Slivain Dornon was born in Les Landes, France. He was a baker by trade, but best known as The Stilt Walker of Lander. On the 12th of March 1851 he set out from Paris with the aim of becoming the first to walk the 2,000 odd miles to Moscow. On stilts. This feat Dornon accomplished in 58 days. Stilt walking (stilt from the French word “tchangues” meaning “big legs”) would have for Silvain Dornon been natural. The Landes area of southwestern France was for generations home shepherds and farmers. It was also a vast and formidable wet and boggy place. In order to elevate themselves above the soggy muck locals took to walking on stilts for every day comfort. It indeed was an invention born of necessity and had the extra benefit of giving Shepard’s a better view of their flocks. This tradition waned during the Napoleonic era when it was so ordered that the Landes area be sewn with pine trees which still stand today. Remnants of the bygone era of stilt walking can be seen still in the performances of folk music, which often are accompanied by dancers wearing stilts.
Jean Francois Grnvelet, or as he was known in America, Charles Blondin, became the first Frenchman to cross Niagra Falls by tightrope. This feet he completed on June 30 1859 walking 160 feet above Angel Falls along the length of a 1,000 foot rope. His daredevil transnational crossings became something of an attraction on both sides of the river and a fee of 25 cents was charged to watch Blondon traverse (the “perilous gorge” as his promoter called it) while pushing a wheelbarrow, with a man on his back, by bicycle, blindfolded, tied up in a sack, backwards with his feet in baskets, and interestingly enough on stilts.
He made a total of 21 crossings by tightrope (from the Latin word ‘funambulist” meaning “rope walker”) his most famous being the crossing with a stove strapped to his back stopping in mid traverse to cook and eat an omelet. Grnvelet was born in St. Omer and passed away at 73 years in bed in England.
The record for the first human to swim across the Atlantic ocean goes to Frenchman Benoit Lecomte who completed the task in 1995. Lecomte entered the water at Hyannis Massachusetts and emerged again 74 days later at Quiberon France having swum some 3,736 miles (followed most of the way by a ten foot shark). (when asked for comment Alain Bombard replied “I will certainly refrain from tearing him apart, since people made fun of me”).

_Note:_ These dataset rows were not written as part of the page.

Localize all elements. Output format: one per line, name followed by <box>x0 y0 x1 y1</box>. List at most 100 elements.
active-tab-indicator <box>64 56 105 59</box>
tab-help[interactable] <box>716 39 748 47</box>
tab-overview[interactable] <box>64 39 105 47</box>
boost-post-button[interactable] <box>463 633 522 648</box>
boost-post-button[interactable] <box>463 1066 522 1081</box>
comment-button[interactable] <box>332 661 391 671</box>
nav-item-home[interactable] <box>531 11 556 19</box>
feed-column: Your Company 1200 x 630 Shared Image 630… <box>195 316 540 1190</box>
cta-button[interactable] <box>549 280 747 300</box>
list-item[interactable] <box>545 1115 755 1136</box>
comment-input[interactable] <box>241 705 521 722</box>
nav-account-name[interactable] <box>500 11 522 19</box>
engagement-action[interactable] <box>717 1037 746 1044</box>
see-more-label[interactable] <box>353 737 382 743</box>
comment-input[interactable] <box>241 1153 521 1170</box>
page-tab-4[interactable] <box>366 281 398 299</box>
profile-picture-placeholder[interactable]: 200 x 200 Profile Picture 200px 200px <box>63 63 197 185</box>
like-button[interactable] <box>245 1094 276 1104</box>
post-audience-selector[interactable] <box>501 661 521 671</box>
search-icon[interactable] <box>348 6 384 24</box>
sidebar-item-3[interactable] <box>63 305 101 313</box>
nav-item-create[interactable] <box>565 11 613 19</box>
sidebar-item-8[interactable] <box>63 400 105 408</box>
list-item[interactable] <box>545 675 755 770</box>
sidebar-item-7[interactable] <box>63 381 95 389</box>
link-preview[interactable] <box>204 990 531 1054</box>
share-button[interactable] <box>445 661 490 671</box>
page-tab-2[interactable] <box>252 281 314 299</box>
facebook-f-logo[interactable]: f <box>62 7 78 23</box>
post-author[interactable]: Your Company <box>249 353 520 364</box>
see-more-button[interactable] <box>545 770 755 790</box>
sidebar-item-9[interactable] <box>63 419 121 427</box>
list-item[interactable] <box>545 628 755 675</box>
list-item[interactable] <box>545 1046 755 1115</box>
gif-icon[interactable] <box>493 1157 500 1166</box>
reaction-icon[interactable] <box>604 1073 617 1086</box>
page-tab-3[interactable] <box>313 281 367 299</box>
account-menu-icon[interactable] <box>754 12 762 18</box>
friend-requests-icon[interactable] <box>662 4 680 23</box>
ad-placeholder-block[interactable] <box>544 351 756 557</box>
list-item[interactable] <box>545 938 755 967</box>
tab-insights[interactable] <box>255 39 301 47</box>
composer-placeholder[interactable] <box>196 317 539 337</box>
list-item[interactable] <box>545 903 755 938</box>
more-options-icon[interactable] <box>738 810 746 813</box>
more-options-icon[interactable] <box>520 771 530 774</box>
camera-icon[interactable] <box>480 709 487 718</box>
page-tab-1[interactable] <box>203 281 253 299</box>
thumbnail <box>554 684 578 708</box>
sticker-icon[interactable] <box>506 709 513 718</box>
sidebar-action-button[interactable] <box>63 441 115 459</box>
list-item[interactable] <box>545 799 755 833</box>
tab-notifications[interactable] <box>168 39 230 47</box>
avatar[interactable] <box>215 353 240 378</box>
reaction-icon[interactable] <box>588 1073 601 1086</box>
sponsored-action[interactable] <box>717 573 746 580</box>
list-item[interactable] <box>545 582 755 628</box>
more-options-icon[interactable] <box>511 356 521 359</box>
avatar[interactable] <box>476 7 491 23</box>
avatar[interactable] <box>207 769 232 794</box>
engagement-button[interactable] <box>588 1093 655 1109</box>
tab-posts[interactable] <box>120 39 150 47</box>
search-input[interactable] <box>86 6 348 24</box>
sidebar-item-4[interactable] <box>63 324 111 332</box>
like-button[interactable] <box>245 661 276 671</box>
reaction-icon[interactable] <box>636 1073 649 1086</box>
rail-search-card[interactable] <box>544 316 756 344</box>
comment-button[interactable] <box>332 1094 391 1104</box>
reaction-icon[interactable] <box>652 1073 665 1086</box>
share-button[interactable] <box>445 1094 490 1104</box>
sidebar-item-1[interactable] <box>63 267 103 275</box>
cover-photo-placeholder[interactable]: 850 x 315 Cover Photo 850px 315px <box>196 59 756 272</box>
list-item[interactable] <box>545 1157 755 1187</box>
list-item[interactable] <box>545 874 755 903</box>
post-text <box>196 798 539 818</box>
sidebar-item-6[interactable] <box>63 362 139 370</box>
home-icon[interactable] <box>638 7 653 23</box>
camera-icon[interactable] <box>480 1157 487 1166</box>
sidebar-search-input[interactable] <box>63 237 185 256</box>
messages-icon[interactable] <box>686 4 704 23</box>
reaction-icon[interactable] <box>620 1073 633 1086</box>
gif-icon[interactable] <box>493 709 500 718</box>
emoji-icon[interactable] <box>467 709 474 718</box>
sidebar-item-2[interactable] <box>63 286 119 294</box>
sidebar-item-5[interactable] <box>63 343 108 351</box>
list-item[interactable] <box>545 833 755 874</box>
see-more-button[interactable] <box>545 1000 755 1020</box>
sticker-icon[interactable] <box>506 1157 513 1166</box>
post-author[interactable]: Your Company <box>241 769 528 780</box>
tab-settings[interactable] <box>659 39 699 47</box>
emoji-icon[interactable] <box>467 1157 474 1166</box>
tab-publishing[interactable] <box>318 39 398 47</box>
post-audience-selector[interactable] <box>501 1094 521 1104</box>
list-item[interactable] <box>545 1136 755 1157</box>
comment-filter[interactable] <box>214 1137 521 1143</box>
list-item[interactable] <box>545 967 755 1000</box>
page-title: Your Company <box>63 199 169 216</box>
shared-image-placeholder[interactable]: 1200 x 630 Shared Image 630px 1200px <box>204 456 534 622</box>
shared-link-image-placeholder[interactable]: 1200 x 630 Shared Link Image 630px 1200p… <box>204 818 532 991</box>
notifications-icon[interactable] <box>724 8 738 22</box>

On July 25th, 1909 Frenchman Louis Bleriot became the first pilot to fly across the English Channel. Bleriot was born in Cambrai July 1st, 1872 and studied engineering in Paris. On the 25 of July 1909 he was delivered into the history books in a little over 37 minutes having lofted skyward from a field in Calais. In spite of getting lost over the Channel he landed his plane safely in England much to the delight of France and the annoyance of Brittan.
In 1988, another Frenchman, Remy Bricka, took 64 days to "ski" across the Atlantic on polyester floats. Which brings me back to the ocean and 27 year old Maud Fontenoy the first woman to row solo from Peru to Polynesia. She rowed for the duration of 72 days in a 23 foot long boat arriving at her destination a month ahead of schedule owing to favorable seas.
The kids are asleep with Harry Potter dreams, and I too shall fade away into the effortless bobbing of a small boat drifting across the open and forever oceans.